The man in distress eventually agreed to talk with the ACORP clinician alone, with the partner ACORP officer still in the room. The ACORP team asked the other officers to leave the room quietly, and from there was able to get the man to give up the knife and go with them voluntarily to the hospital for further care.

While the initial data results from ACORP are encouraging, the report suggests there are some challenges ahead. The areas of improvement it suggests range widely, including creating better training for 911 call screeners about which calls ACORP should be assigned to and figuring out how to bridge the gap between law enforcement and mental health clinician cultures. That could also include sorting out how to get multiple different data systems to work together to track the group’s outcomes without manual entry.

The study acknowledges that health and public safety administrators in Alexandria are building the plane while they’re flying it.

“Prior to the launch of ACORP, the team consulted with several nearby jurisdictions to better understand the co-response model,” the report says. “Much of what they learned from these consultations was that most co-response programs operate in a ‘learn as you go’ manner, in that there is not a prominent training model in the field to guide law enforcement or clinicians as to how to engage in this partnership successfully.”

Another major challenge is staffing for the unit.

“Not only are there behavioral health calls for service that are not receiving an ACORP response, but the ACORP team is limited in terms of the ability to take time off as needed for individual well-being and program sustainability,” the report says.

Alexandria’s 2023 budget, recently passed by the City Council, includes funding for two more ACORP teams.

The fledgling Alexandria program represents at least one step towards fulfilling a soon-to-be state-mandated requirement to tailor law enforcement emergency responses to behavioral health situations.

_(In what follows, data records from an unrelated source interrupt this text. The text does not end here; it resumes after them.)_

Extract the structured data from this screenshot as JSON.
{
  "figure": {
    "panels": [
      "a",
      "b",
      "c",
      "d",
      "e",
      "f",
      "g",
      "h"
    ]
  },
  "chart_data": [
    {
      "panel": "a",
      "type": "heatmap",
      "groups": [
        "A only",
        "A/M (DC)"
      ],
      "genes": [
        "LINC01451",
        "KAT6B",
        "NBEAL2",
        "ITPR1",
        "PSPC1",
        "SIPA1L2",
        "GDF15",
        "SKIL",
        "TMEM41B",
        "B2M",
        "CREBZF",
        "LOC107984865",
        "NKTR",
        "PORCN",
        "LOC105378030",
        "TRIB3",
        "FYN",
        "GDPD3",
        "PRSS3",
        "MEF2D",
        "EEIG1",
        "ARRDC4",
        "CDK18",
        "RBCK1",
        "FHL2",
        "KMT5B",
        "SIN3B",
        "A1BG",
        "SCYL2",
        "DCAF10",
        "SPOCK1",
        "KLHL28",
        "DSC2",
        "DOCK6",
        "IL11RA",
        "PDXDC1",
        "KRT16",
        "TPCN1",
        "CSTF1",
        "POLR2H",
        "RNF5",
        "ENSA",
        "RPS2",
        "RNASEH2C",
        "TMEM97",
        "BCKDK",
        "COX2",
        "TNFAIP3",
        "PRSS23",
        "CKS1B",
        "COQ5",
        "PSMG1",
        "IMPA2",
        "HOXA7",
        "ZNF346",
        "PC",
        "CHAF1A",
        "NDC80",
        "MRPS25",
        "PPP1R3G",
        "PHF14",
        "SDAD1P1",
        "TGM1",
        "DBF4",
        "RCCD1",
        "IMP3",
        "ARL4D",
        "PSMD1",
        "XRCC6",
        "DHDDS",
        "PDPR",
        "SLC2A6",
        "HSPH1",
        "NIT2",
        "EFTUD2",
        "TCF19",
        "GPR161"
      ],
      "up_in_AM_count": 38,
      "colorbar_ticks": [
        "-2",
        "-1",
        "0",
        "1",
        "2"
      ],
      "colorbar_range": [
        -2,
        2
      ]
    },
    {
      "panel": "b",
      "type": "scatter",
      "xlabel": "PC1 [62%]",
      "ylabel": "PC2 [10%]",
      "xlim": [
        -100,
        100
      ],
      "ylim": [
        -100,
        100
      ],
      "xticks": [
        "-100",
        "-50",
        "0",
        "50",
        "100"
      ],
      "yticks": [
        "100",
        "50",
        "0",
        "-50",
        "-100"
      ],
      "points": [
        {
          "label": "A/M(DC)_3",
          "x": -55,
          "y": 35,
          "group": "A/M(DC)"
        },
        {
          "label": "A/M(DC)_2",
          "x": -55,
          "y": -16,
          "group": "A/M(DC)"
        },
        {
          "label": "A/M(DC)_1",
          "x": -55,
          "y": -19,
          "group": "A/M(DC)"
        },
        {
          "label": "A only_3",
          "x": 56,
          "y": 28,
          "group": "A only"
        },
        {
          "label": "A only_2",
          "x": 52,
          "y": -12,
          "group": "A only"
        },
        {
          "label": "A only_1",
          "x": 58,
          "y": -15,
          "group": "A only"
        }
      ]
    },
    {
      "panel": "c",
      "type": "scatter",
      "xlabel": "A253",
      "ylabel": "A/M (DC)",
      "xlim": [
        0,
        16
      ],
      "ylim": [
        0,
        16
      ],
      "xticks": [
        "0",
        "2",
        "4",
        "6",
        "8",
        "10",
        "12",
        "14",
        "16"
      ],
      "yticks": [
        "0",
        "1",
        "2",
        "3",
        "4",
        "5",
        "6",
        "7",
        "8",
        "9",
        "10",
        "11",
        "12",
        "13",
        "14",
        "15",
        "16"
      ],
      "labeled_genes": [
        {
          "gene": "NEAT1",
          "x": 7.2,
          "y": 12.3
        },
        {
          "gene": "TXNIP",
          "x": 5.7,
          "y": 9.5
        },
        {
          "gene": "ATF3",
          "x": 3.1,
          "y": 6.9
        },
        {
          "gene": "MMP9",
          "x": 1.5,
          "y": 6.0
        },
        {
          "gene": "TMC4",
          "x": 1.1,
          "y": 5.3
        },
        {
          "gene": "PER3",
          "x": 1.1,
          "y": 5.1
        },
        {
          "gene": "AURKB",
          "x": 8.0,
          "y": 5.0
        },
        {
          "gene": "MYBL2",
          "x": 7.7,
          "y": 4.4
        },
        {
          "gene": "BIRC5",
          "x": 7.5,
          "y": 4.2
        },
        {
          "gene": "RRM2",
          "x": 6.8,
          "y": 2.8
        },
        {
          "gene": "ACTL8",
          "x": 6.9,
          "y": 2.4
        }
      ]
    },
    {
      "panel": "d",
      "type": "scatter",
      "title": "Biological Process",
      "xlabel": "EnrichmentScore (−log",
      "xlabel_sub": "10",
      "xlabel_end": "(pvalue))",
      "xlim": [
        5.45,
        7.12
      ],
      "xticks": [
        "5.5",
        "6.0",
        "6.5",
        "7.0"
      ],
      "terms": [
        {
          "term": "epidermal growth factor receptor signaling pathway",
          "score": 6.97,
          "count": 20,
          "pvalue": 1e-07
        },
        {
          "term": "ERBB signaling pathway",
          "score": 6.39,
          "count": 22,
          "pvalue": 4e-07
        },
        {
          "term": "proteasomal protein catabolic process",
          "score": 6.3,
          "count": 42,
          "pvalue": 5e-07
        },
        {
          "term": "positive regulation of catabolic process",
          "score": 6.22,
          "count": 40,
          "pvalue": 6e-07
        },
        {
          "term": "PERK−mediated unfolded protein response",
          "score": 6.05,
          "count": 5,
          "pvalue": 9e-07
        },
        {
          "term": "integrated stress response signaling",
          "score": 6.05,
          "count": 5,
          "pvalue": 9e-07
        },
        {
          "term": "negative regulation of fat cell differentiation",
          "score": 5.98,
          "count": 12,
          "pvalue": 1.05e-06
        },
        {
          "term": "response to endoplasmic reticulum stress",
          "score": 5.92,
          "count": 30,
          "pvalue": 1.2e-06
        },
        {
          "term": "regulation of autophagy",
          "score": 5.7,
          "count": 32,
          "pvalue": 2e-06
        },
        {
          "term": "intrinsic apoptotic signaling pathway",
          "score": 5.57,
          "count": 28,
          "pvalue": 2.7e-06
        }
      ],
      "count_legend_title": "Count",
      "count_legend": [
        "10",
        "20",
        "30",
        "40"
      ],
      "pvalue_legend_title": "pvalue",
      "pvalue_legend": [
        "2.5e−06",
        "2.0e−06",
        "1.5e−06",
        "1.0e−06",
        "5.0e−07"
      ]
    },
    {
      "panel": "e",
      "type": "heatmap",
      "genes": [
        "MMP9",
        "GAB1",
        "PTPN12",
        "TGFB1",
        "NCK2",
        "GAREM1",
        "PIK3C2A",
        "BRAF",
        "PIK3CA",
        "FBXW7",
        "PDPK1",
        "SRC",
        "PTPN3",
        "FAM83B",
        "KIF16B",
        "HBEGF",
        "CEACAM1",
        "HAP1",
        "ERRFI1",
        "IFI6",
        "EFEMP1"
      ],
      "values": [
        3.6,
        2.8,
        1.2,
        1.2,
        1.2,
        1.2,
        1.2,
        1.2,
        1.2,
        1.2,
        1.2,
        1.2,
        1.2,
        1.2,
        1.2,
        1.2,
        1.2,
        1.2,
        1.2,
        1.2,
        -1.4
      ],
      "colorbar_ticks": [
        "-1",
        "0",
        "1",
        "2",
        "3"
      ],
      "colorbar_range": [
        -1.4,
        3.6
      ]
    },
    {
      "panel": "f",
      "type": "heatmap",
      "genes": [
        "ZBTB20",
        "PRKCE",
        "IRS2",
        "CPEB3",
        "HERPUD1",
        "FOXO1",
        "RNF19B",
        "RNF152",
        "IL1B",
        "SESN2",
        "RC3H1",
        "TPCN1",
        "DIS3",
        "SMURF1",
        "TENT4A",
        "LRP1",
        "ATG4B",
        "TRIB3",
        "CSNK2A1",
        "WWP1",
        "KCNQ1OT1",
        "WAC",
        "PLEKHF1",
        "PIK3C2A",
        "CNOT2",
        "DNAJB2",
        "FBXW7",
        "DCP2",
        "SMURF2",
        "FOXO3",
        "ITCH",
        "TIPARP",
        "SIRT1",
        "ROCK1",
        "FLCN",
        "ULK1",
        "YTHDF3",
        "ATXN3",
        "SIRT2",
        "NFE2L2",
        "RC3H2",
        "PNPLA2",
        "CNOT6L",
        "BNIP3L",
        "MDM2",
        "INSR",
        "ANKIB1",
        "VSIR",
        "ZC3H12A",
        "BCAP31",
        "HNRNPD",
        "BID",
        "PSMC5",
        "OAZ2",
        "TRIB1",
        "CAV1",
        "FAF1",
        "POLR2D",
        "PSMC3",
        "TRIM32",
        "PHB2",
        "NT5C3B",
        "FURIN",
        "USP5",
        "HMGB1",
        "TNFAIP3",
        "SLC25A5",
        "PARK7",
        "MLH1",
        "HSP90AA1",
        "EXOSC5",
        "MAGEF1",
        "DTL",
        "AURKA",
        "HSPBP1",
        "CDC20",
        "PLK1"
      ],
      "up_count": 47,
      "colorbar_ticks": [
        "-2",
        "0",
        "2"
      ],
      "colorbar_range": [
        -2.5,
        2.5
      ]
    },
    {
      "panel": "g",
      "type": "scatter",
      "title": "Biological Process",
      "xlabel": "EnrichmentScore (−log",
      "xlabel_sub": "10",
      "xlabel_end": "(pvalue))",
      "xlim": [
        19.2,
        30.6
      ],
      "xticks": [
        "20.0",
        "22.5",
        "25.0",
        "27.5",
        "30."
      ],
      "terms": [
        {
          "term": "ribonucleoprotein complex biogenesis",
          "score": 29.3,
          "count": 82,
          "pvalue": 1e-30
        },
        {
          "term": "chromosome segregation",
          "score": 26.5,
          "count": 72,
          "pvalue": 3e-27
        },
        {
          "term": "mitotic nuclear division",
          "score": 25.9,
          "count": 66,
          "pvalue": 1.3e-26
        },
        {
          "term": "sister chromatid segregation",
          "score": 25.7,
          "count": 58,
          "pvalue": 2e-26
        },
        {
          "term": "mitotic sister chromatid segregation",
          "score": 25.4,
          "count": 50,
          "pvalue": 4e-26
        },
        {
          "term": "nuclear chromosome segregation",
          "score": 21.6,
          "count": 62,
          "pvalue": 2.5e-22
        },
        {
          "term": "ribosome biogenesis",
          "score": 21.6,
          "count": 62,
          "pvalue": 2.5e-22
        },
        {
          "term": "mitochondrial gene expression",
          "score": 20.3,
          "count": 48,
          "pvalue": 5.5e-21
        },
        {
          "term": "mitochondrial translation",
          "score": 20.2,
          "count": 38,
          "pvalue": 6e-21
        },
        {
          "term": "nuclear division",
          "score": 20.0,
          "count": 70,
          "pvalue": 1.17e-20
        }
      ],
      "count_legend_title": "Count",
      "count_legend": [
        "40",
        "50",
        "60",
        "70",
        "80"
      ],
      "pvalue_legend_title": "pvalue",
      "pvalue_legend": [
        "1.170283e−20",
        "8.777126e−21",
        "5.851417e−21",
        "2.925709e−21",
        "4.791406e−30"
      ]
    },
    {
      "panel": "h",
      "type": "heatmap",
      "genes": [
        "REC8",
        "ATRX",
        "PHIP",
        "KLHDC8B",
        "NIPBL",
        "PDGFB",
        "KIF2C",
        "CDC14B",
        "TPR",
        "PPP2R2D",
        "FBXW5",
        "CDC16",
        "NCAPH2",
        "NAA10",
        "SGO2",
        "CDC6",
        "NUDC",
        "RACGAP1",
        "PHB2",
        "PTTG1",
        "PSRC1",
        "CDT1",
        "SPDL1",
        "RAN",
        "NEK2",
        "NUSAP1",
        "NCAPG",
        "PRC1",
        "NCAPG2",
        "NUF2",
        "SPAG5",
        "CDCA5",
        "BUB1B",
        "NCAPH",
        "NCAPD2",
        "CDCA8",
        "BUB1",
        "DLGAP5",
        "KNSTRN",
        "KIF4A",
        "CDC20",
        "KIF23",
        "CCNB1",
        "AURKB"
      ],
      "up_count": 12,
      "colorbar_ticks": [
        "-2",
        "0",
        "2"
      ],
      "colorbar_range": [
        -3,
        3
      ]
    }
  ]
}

In 2020, the Virginia General Assembly passed the Marcus-David Peters Act, named for a Black teacher shot and killed by Richmond police in 2018 while he was having a mental health crisis. The law outlines the creation of a so-called Marcus Alert system, a model that filters 911 calls involving behavioral health issues through regional call centers, in an attempt to tailor law enforcement responses to behavioral health needs on the scene.

The legislation requires localities to develop methods for responding to those behavioral health needs — perhaps through a “community care team,” which the law defines as a “team of mental health service providers, and may include registered peer recovery specialists and law-enforcement officers as a team, with the mental health service providers leading such team, to help stabilize individuals in crisis situations,” much like ACORP.

Five localities around the commonwealth, including Prince William County, already have Marcus Alert systems in place. The rest — including Alexandria — have until July 2026 to implement the system and create community care teams.

This story has been updated with information about Alexandria’s 2023 budget.